There are other ways to use the table store to assign a target table to an
agent, like using the tbl_source() function (which extracts the table-prep
formula from the table store).
The table store can be moved to YAML with yaml_write and the tbl_source()
call could then refer to that on-disk table store.
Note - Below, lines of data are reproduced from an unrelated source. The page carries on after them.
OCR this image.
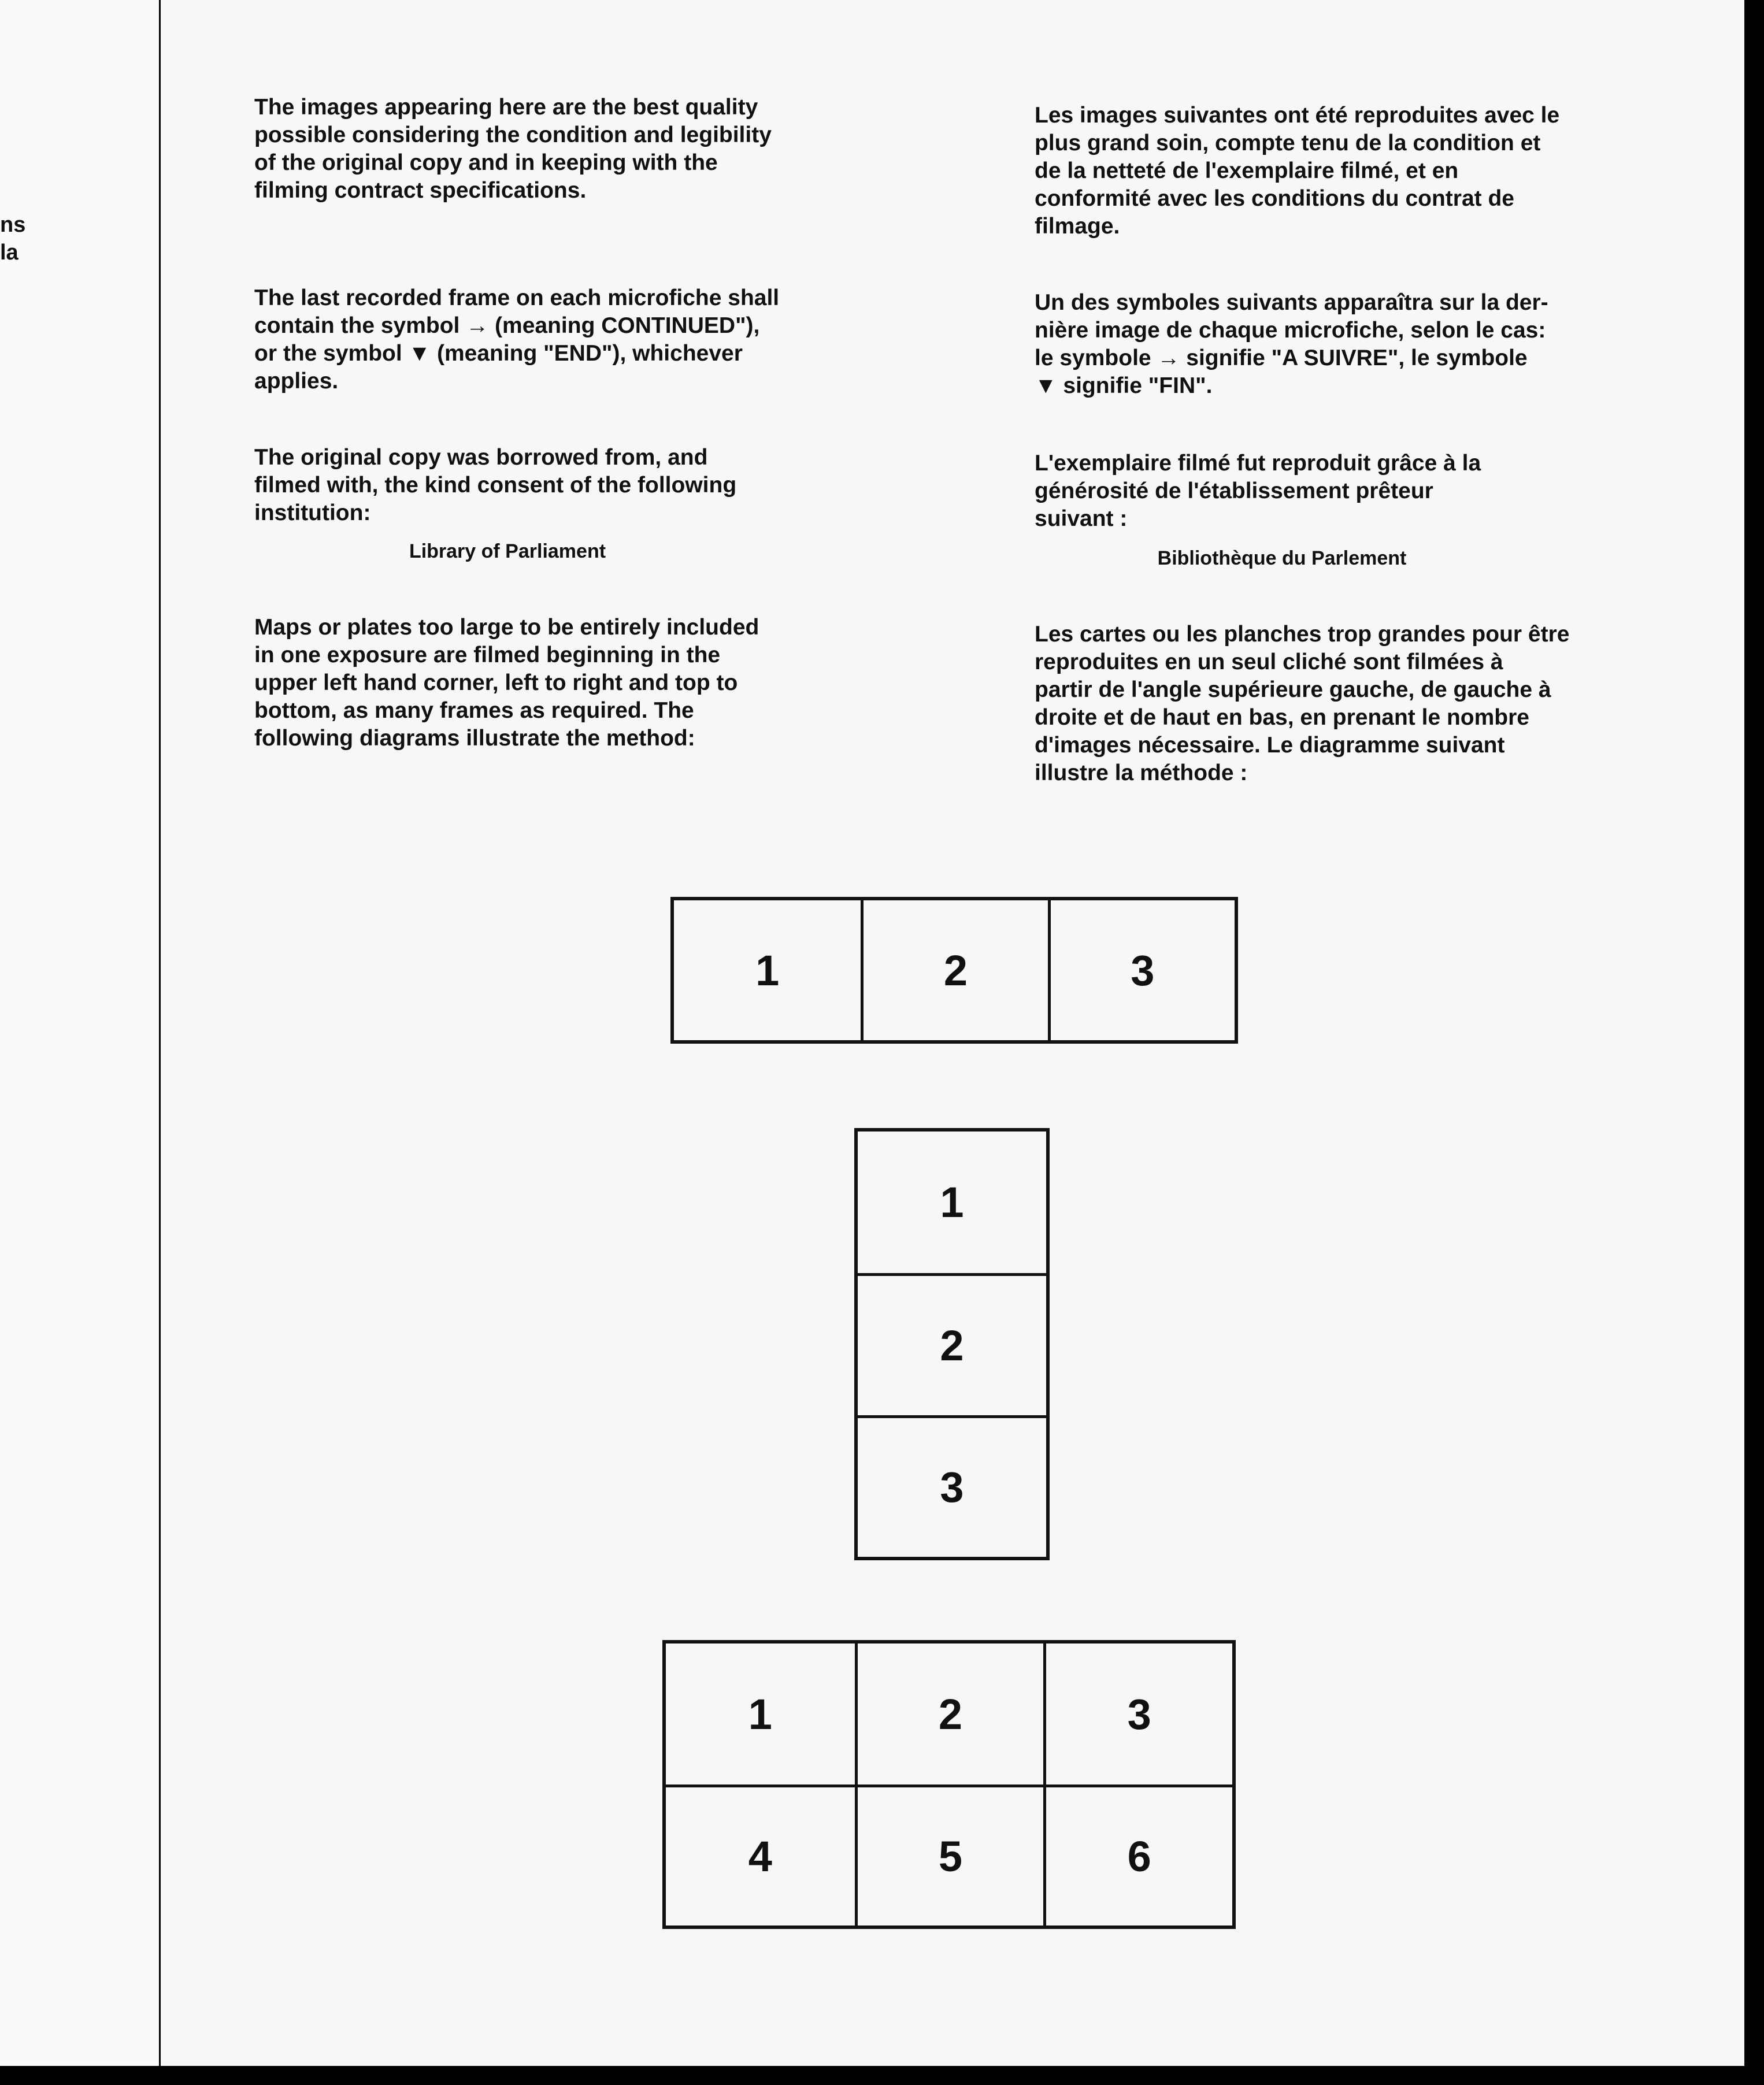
ns
la

The images appearing here are the best quality
possible considering the condition and legibility
of the original copy and in keeping with the
filming contract specifications.

The last recorded frame on each microfiche shall
contain the symbol → (meaning CONTINUED"),
or the symbol ▼ (meaning "END"), whichever
applies.

The original copy was borrowed from, and
filmed with, the kind consent of the following
institution:

Library of Parliament

Maps or plates too large to be entirely included
in one exposure are filmed beginning in the
upper left hand corner, left to right and top to
bottom, as many frames as required. The
following diagrams illustrate the method:

Les images suivantes ont été reproduites avec le
plus grand soin, compte tenu de la condition et
de la netteté de l'exemplaire filmé, et en
conformité avec les conditions du contrat de
filmage.

Un des symboles suivants apparaîtra sur la der-
nière image de chaque microfiche, selon le cas:
le symbole → signifie "A SUIVRE", le symbole
▼ signifie "FIN".

L'exemplaire filmé fut reproduit grâce à la
générosité de l'établissement prêteur
suivant :

Bibliothèque du Parlement

Les cartes ou les planches trop grandes pour être
reproduites en un seul cliché sont filmées à
partir de l'angle supérieure gauche, de gauche à
droite et de haut en bas, en prenant le nombre
d'images nécessaire. Le diagramme suivant
illustre la méthode :

1	2	3
1
2
3
1	2	3
4	5	6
Let's do that YAML conversion.
yaml_write(store_3)
The above writes the tbl_store.yml file (by not providing a filename this default filename is chosen).
It can be convenient to read table-prep formulas from a YAML file that's a table store. To achieve this, we can modify the tbl_source() statement in the create_agent() call so that store refers to the on-disk YAML file.